Las casas estaban muy iluminadas en el sector de la once avenida, cuyos habitantes bien abrigados y muy satisfechos rezaban piadosamente dándole gracias al Señor por un año más de vida y por estar pasando sobre coloridas alfombras producto de muchas horas de trabajo. Alejandro sintió por primera vez, cómo bajo el peso de las andas, sus pies caminaron y se hundieron sobre una alfombra procesional, y como de manera inconsciente también, sus extremidades inferiores se postraron sobre algunas frutas y verduras que manos piadosas colocaron sobre el teñido aserrín. Así prosiguió la marcha con dificultad nuestro catorceañero amigo, aprovechó para dar un vistazo a la banqueta, en la cual divisó el orgulloso rostro de su madre, el que reflejaba con una sonrisa de amor la satisfacción por contemplar aquella escena. ¡El mayor de sus hijos llevando en hombros a Jesús de la Merced!
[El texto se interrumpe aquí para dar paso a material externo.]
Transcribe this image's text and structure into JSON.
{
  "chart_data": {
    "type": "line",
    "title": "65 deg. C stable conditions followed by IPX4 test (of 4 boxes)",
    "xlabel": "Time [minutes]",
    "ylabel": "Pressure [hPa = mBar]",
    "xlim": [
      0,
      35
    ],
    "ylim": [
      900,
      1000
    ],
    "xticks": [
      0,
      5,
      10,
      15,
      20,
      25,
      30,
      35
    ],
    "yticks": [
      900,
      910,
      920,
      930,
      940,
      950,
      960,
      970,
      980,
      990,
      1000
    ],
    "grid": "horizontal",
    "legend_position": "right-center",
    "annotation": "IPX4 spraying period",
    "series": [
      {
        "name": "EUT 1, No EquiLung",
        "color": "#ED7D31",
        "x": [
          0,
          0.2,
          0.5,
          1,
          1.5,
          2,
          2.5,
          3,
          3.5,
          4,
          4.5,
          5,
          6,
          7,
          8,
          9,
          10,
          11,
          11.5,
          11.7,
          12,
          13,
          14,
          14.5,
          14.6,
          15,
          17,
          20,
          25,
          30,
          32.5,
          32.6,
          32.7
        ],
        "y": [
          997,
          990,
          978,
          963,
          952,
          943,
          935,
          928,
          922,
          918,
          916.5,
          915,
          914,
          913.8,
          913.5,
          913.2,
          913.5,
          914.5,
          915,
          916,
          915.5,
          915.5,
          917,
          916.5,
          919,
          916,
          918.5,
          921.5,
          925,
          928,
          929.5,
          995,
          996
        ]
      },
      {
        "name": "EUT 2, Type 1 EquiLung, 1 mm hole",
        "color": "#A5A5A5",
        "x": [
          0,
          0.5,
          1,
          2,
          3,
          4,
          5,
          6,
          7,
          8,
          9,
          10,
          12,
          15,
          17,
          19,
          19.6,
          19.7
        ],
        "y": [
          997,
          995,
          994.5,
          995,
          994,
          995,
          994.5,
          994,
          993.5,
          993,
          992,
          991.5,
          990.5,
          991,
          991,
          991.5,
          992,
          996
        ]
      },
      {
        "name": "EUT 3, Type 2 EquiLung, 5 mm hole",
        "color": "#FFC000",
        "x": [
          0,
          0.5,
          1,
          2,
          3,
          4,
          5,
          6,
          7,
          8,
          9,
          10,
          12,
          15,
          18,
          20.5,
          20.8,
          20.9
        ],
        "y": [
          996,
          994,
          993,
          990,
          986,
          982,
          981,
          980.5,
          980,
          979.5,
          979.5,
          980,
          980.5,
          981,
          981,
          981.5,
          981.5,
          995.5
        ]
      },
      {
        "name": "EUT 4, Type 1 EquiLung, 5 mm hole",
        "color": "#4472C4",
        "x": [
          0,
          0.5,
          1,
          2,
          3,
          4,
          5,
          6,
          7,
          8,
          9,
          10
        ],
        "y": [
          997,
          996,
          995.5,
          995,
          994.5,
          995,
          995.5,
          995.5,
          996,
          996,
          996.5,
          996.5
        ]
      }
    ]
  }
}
Así, pesadamente continuó con mucha devoción la marcha de los ochenta y seis cargadores, dentro de los cuales iba ocupando el brazo número 31 nuestro amigo Alejandro. Finaliza la marcha Dios es amor, se detiene el paso de redoble y de nuevo suena el timbre, y con un Infinitas gracias Jesús de la Merced que el muchacho susurra con la mejilla pegada al hombro de su almohadilla, finaliza su turno. Se coloca prudentemente y en seguimiento de las recomendaciones, la horquilla besa la almohadilla y un nuevo cargador llega para cumplir con la devoción de su turno. El sol tímidamente empieza a salir en el horizonte.